Das zuletzt etwas getrübte Verhältnis der Schweiz zur Europäischen Union ist prinzipiell einer der Schwerpunkte auf Cassis' Agenda für das Jahr 2022. Bern hatte die Verhandlungen über ein Rahmenabkommen zur Regelung der Beziehungen mit der EU im Mai 2021 abgebrochen. Die Europäische Kommission fordert neue Schweizer Vorschläge noch im Jänner. In der Corona-Pandemie hat die ausgeprägt föderalistische Schweiz in den vergangenen zwei Jahren weniger scharfe Maßnahmen ergriffen als Österreich. Zuletzt waren die Omikron-Infektionszahlen aber laut Medienberichten mit fast 33.000 Fällen fast doppelt so hoch wie in Österreich, ohne dass es darüber große Diskussionen gibt.

Weiter will Cassis in Wien "internationale Aktualitäten und die Zusammenarbeit im multilateralen Bereich" diskutieren, aber auch Themen wie "Science Diplomacy", die die Schweiz in den kommenden Jahren verstärkt ausbauen möchte. Während des Besuchs in der österreichischen Hauptstadt stehen demnach auch Treffen mit dem polnischen Außenminister Zbigniew Rau und der Generalsekretärin der Organisation für Sicherheit und Zusammenarbeit in Europa (OSZE), Helga Schmid, auf dem Programm. Polen hat 2022 den OSZE-Vorsitz inne. Während dieser Gelegenheit wird Ignazio Cassis den Schweizer Aktionsplan OSZE 2022-2025 vorstellen. Dieser definiert die Ziele und Prioritäten der Schweiz im Hinblick auf das 50-Jahr-Jubiläum der Schlussakte von Helsinki 2025. Die Schweiz strebe mit ihrem Aktionsplan die Bewahrung und gleichzeitige Revitalisierung bisheriger OSZE-Errungenschaften an und leiste damit einen Beitrag zur Stärkung der OSZE als eine Plattform für Dialog zur europäischen Sicherheit, hieß es im Vorfeld der Reise in Bern.

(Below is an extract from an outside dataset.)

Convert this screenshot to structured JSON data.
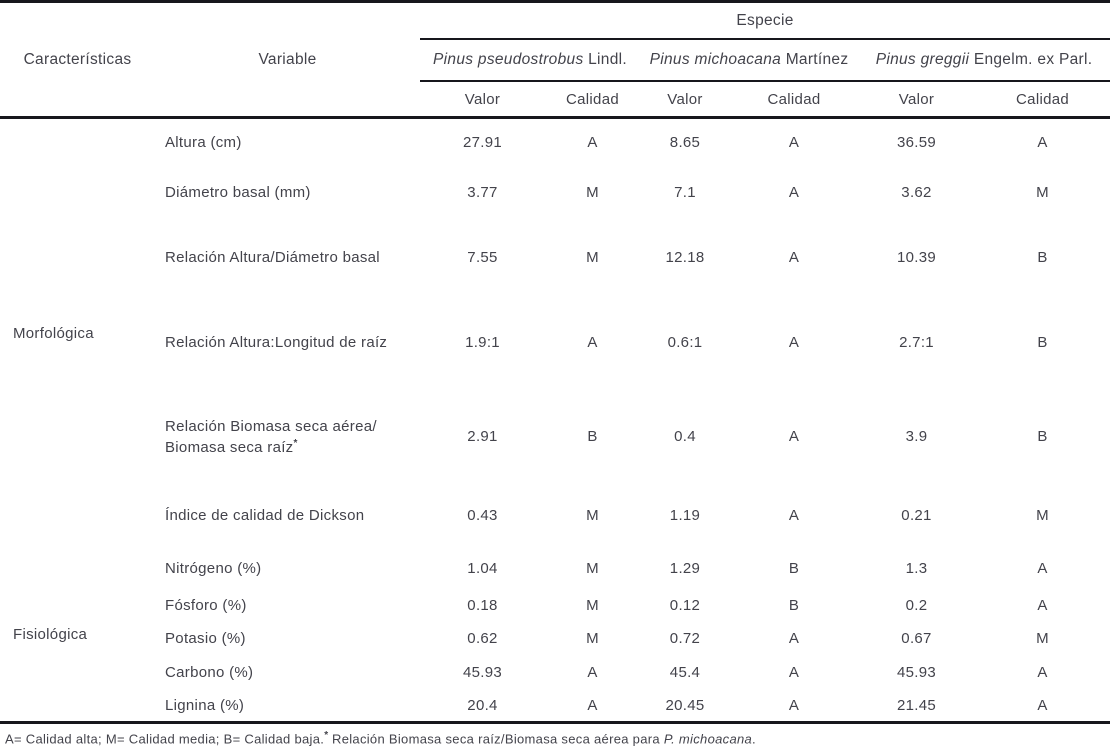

Auf der Rückreise von Wien nimmt Bundespräsident Cassis an der 50. Internationalen Bodensee-Konferenz auf dem Säntis teil. Dort ist ein bilaterales Gespräch mit dem Liechtensteiner Regierungschef, Daniel Risch, geplant. Kommende Woche wird Cassis in Berlin zu einem Auftaktbesuch erwartet.

Der Tessiner Liberale (FDP) Cassis löste mit Jahreswechsel Wirtschaftsminister Guy Parmelin ab, der die Eidgenossenschaft 2021 präsidierte. Die sieben Mitglieder der Schweizer Bundesregierung (Bundesrat) wechseln sich jedes Kalenderjahr im Amt des Präsidenten ab. Der Bundespräsident übernimmt repräsentative Aufgaben und leitet die Kabinettssitzungen. Die Amtsinhaber bleiben gleichzeitig Fachminister.

Die Schweizer Bundespräsidenten absolvieren traditionell in den ersten Wochen ihres Amtsjahres einen Antrittsbesuch im Nachbarland Österreich. Parmelin war am 1. März 2021 in Wien gewesen. Im Mittelpunkt der Gespräche stand damals die Corona-Pandemie, insbesondere die Entwicklung von Impfstoffen.

Der seit Jänner 2017 amtierende Van der Bellen hatte im Februar 2017 seinen ersten bilateralen Besuch in der Schweiz absolviert. Er traf damals die amtierende Bundespräsidentin Doris Leuthard und absolvierte Besuche an der Eidgenössischen Technischen Hochschule (ETH) in Zürich sowie beim Pharmaunternehmen Roche in Basel. Eine weitere Visite ein Jahr später führte ihn unter anderem zum UNO-Sitz in Genf sowie zum Europäischen Kernforschungszentrum (CERN). Im September 2018 fand das jährliche Treffen mit seinen Amtskollegen aus den deutschsprachigen Ländern in der Engadiner Ortschaft Sils Maria im Ostschweizer Kanton Graubünden statt.